Safelite cut all lingo from the site in favor of plain language; the term “back glass,” was replaced with the more common term, “rear windshield.”
“We put ourselves in the consumer’s shoes and listened to the questions they were asking,” Klapper says. Safelite classified its customers into three different groups, based on how far along they were in the purchase process. These classifications were built into the navigation paths.
The navigation paths were created to “collect the minimum amount of information needed, but still help them through the process,” she says.
Safelite put the phone number — prominently displayed — on every page. “Something that’s most disturbing to a lot of consumers is going to a site and not finding a phone number anywhere,” Klapper notes.
A New Investment
The redesign was done with an eye toward maximizing the site’s organic (unpaid) search engine results. To do so, Safelite researched the auto glass industry’s search terms.
“We tried to achieve a balance between building the site for search engines and for consumers,” Klapper says. To find this balance, the site focused on incorporating only the most popular search terms into its site’s text, meta-tags and meta-descriptions. “We couldn’t have 500 words of text that would be good for search engines but not for consumers.”
Prior to the overhaul, Safelite had never spent money on pay-per-click advertising. However, “When we launched the new site, we launched an entire online marketing campaign with that,” says Klapper.
To launch its paid search campaign, Safelite began with about 50 terms. But as its search buy paid off, it soon began buying far more terms.

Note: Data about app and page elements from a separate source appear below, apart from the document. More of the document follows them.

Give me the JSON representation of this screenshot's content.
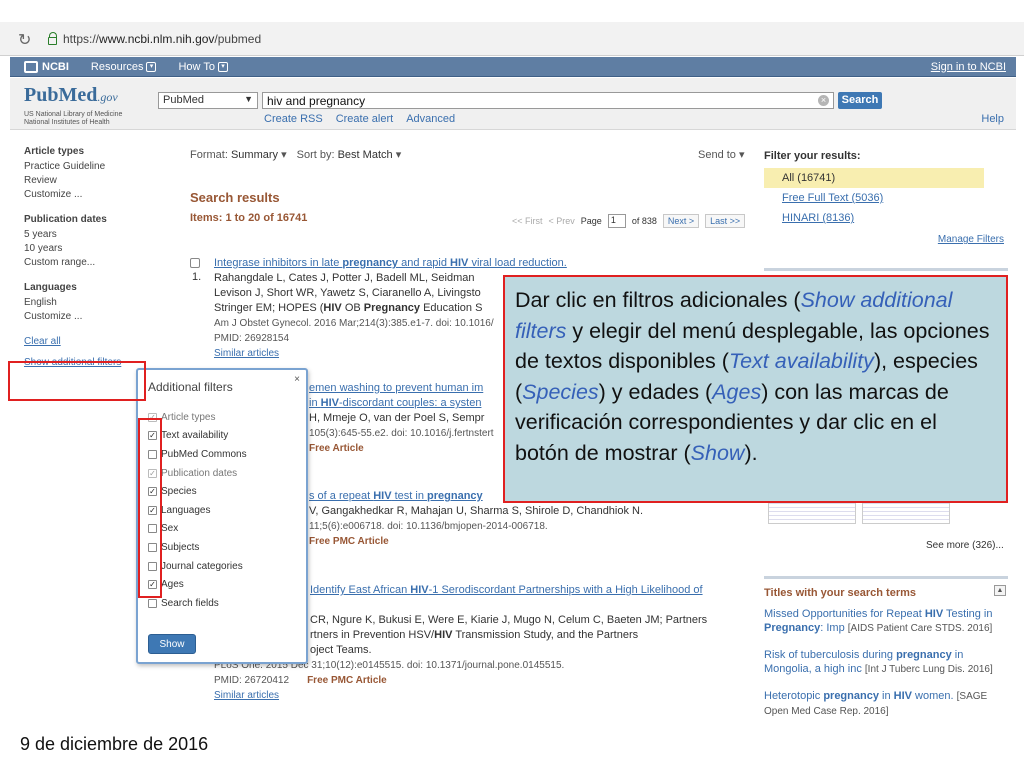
{
  "browser": {
    "url_prefix": "https://",
    "url_host": "www.ncbi.nlm.nih.gov",
    "url_path": "/pubmed"
  },
  "ncbi_bar": {
    "logo": "NCBI",
    "resources": "Resources",
    "how_to": "How To",
    "sign_in": "Sign in to NCBI"
  },
  "header": {
    "logo": "PubMed",
    "logo_gov": ".gov",
    "logo_sub_1": "US National Library of Medicine",
    "logo_sub_2": "National Institutes of Health",
    "database": "PubMed",
    "query": "hiv and pregnancy",
    "search_label": "Search",
    "links": [
      "Create RSS",
      "Create alert",
      "Advanced"
    ],
    "help": "Help"
  },
  "sidebar": {
    "groups": [
      {
        "title": "Article types",
        "options": [
          "Practice Guideline",
          "Review",
          "Customize ..."
        ]
      },
      {
        "title": "Publication dates",
        "options": [
          "5 years",
          "10 years",
          "Custom range..."
        ]
      },
      {
        "title": "Languages",
        "options": [
          "English",
          "Customize ..."
        ]
      }
    ],
    "clear_all": "Clear all",
    "show_additional": "Show additional filters"
  },
  "format_bar": {
    "format_label": "Format:",
    "format_value": "Summary",
    "sort_label": "Sort by:",
    "sort_value": "Best Match",
    "send_to": "Send to"
  },
  "results": {
    "title": "Search results",
    "items": "Items: 1 to 20 of 16741",
    "pager": {
      "first": "<< First",
      "prev": "< Prev",
      "page_label": "Page",
      "page": "1",
      "of": "of 838",
      "next": "Next >",
      "last": "Last >>"
    },
    "r1": {
      "title_a": "Integrase inhibitors in late ",
      "title_b": "pregnancy",
      "title_c": " and rapid ",
      "title_d": "HIV",
      "title_e": " viral load reduction.",
      "authors_1": "Rahangdale L, Cates J, Potter J, Badell ML, Seidman",
      "authors_2": "Levison J, Short WR, Yawetz S, Ciaranello A, Livingsto",
      "authors_3a": "Stringer EM; HOPES (",
      "authors_3b": "HIV",
      "authors_3c": " OB ",
      "authors_3d": "Pregnancy",
      "authors_3e": " Education S",
      "journal": "Am J Obstet Gynecol. 2016 Mar;214(3):385.e1-7. doi: 10.1016/",
      "pmid": "PMID: 26928154",
      "similar": "Similar articles"
    },
    "r2": {
      "title_a": "emen washing to prevent human im",
      "title_b": "in ",
      "title_c": "HIV",
      "title_d": "-discordant couples: a systen",
      "authors": "H, Mmeje O, van der Poel S, Sempr",
      "journal": "105(3):645-55.e2. doi: 10.1016/j.fertnstert",
      "free": "Free Article"
    },
    "r3": {
      "title_a": "s of a repeat ",
      "title_b": "HIV",
      "title_c": " test in ",
      "title_d": "pregnancy",
      "authors": "V, Gangakhedkar R, Mahajan U, Sharma S, Shirole D, Chandhiok N.",
      "journal": "11;5(6):e006718. doi: 10.1136/bmjopen-2014-006718.",
      "free": "Free PMC Article"
    },
    "r4": {
      "title_a": "Identify East African ",
      "title_b": "HIV",
      "title_c": "-1 Serodiscordant Partnerships with a High Likelihood of",
      "authors_1": "CR, Ngure K, Bukusi E, Were E, Kiarie J, Mugo N, Celum C, Baeten JM; Partners",
      "authors_2a": "rtners in Prevention HSV/",
      "authors_2b": "HIV",
      "authors_2c": " Transmission Study, and the Partners",
      "authors_3": "oject Teams.",
      "journal": "PLoS One. 2015 Dec 31;10(12):e0145515. doi: 10.1371/journal.pone.0145515.",
      "pmid": "PMID: 26720412",
      "free": "Free PMC Article",
      "similar": "Similar articles"
    }
  },
  "right_sidebar": {
    "filter_title": "Filter your results:",
    "filters": [
      "All (16741)",
      "Free Full Text (5036)",
      "HINARI (8136)"
    ],
    "manage": "Manage Filters",
    "see_more": "See more (326)...",
    "titles_heading": "Titles with your search terms",
    "t1_a": "Missed Opportunities for Repeat ",
    "t1_b": "HIV",
    "t1_c": " Testing in ",
    "t1_d": "Pregnancy",
    "t1_e": ": Imp",
    "t1_src": "[AIDS Patient Care STDS. 2016]",
    "t2_a": "Risk of tuberculosis during ",
    "t2_b": "pregnancy",
    "t2_c": " in Mongolia, a high inc",
    "t2_src": "[Int J Tuberc Lung Dis. 2016]",
    "t3_a": "Heterotopic ",
    "t3_b": "pregnancy",
    "t3_c": " in ",
    "t3_d": "HIV",
    "t3_e": " women.",
    "t3_src": "[SAGE Open Med Case Rep. 2016]"
  },
  "popup": {
    "title": "Additional filters",
    "close": "×",
    "items": [
      {
        "label": "Article types",
        "checked": true,
        "disabled": true
      },
      {
        "label": "Text availability",
        "checked": true,
        "disabled": false
      },
      {
        "label": "PubMed Commons",
        "checked": false,
        "disabled": false
      },
      {
        "label": "Publication dates",
        "checked": true,
        "disabled": true
      },
      {
        "label": "Species",
        "checked": true,
        "disabled": false
      },
      {
        "label": "Languages",
        "checked": true,
        "disabled": false
      },
      {
        "label": "Sex",
        "checked": false,
        "disabled": false
      },
      {
        "label": "Subjects",
        "checked": false,
        "disabled": false
      },
      {
        "label": "Journal categories",
        "checked": false,
        "disabled": false
      },
      {
        "label": "Ages",
        "checked": true,
        "disabled": false
      },
      {
        "label": "Search fields",
        "checked": false,
        "disabled": false
      }
    ],
    "show": "Show"
  },
  "callout": {
    "p1": "Dar clic en filtros adicionales (",
    "e1": "Show additional filters",
    "p2": " y elegir del menú desplegable, las opciones de textos disponibles (",
    "e2": "Text availability",
    "p3": "), especies (",
    "e3": "Species",
    "p4": ") y edades (",
    "e4": "Ages",
    "p5": ") con las marcas de verificación correspondientes y dar clic en el botón de mostrar (",
    "e5": "Show",
    "p6": ")."
  },
  "footer_date": "9 de diciembre de 2016",
  "colors": {
    "highlight_red": "#e02020",
    "callout_bg": "#bdd8df",
    "link_blue": "#3a6fae",
    "ncbi_bar": "#5f7ea3"
  }
}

Safelite has seen the most traffic growth using region-specific search terms, which combine a city name with an auto glass term. “It’s people not just typing in ‘auto glass’ but typing in ‘auto glass Phoenix,'” Klapper says.
|Years after first launching its Web site, Safelite Auto Glass revamped its site last year with consumer’s needs in mind.|
Although most of the search term buys have been with Google and Yahoo (Google is slightly pricier, Klapper notes), Safelite also uses the Internet Yellow Pages. “I think there are a lot more local searches on Internet Yellow Pages,” she says, however, “I think the cost per unit sold is a little bit higher than in traditional search.”
The company’s search engine budget is substantial. “We’re spending more than we thought we were going to spend,” Klapper notes. “But it’s been a good return on our investment.”